Wissenswertes

Bambini
Auch das ist ein Zeichen der ver­än­der­ten Situation der italienischen Familie: Wer passt tagsüber auf die Kinder im Vorschulalter auf? Laut einer Studie der Istat sind es in mehr als 50% der Fälle die Groß­el­tern. 28% der Kinder gehen in eine Kin­der­krippe oder Kindergarten, auf 9,2% passt eine Tagesmutter auf, und nur in 7% der Fälle ist es ein Elternteil (meist die Mutter).
Das Sprachliche
Kind heißt auf Italienisch „bambino“, die Kin­der sind „i bambini„. Dazu gibt es auch die Form „bimbo“ (Achtung! Das ist nicht die politisch unkorrekte Be­zeich­nung für einen Schwarzen) mit „bimbi“ in der Mehrzahl. Aber aufge­passt: „Bambini“ hat nicht die doppelte Bedeutung des deutschen Wortes „Kinder": einerseits „kleine Menschen" an­drer­seits „Söhne“, „Töchter" bzw. „Nach­kom­men“. Wenn ich auf Deutsch von „meinen Kin­dern" spre­che, kön­nen diese auch Erwachsene sein. Auf Italienisch muss ich dann „i miei figli“ sagen. Das Wort Bambini bezeichnet also ausschließlich Kleinkinder.

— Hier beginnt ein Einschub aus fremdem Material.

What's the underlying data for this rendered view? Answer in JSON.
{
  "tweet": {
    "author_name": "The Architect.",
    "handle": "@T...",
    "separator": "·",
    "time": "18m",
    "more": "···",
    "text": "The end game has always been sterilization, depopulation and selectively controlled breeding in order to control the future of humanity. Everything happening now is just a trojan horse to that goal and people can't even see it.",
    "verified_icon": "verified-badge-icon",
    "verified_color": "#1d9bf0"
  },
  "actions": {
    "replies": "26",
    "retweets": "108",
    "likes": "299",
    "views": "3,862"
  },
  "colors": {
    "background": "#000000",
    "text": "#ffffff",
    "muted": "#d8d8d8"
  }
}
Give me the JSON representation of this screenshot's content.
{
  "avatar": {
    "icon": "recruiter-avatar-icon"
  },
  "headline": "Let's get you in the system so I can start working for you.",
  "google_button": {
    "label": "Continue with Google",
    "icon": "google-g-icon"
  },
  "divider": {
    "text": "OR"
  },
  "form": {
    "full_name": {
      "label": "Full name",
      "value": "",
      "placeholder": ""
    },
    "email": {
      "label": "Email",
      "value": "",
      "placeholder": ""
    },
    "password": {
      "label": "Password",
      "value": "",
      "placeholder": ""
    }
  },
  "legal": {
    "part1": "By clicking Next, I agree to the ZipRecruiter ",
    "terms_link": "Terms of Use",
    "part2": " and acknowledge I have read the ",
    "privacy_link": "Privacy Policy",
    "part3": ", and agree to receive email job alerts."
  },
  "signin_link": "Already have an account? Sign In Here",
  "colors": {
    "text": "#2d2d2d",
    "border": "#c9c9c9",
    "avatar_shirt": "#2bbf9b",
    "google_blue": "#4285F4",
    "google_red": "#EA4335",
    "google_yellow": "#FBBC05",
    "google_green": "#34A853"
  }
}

Wenn es ums Geschlecht geht, muss man im Ita­lie­nischen präzise sein: Bei den ein­zel­nen Kindern ist die Endung entscheidend: Mädchen enden auf -a: la bimba, la bambina. Mehrzahl: „le bimbe, le bam­bine". Und bei den Jun­gen ist es ein -o: il bambino. Mehrzahl: „i bambini". Letzterer Begriff ist auch der Sammelbegriff für alle Kinder, egal ob Mädchen oder Jungen.
Zu einem Neugeborenen sagt man „neonato„. Um­gangs­sprachlich „bebé„.
Bambini“ bleiben die Kleinen in Italien nicht lange - sehr bald nennt man sie „ragazzi“ (die Einzahl ist „il ragazzo“ bzw. „la ragazza“). Ein entsprechendes Wort gibt es in der deutschen Sprache nicht. „Jungs" oder „Mädchen" sind Be­griffe, die die größte Ähn­lichkeit aufweisen: Aber als „ragazzi“ können auch ältere junge Männer gelten.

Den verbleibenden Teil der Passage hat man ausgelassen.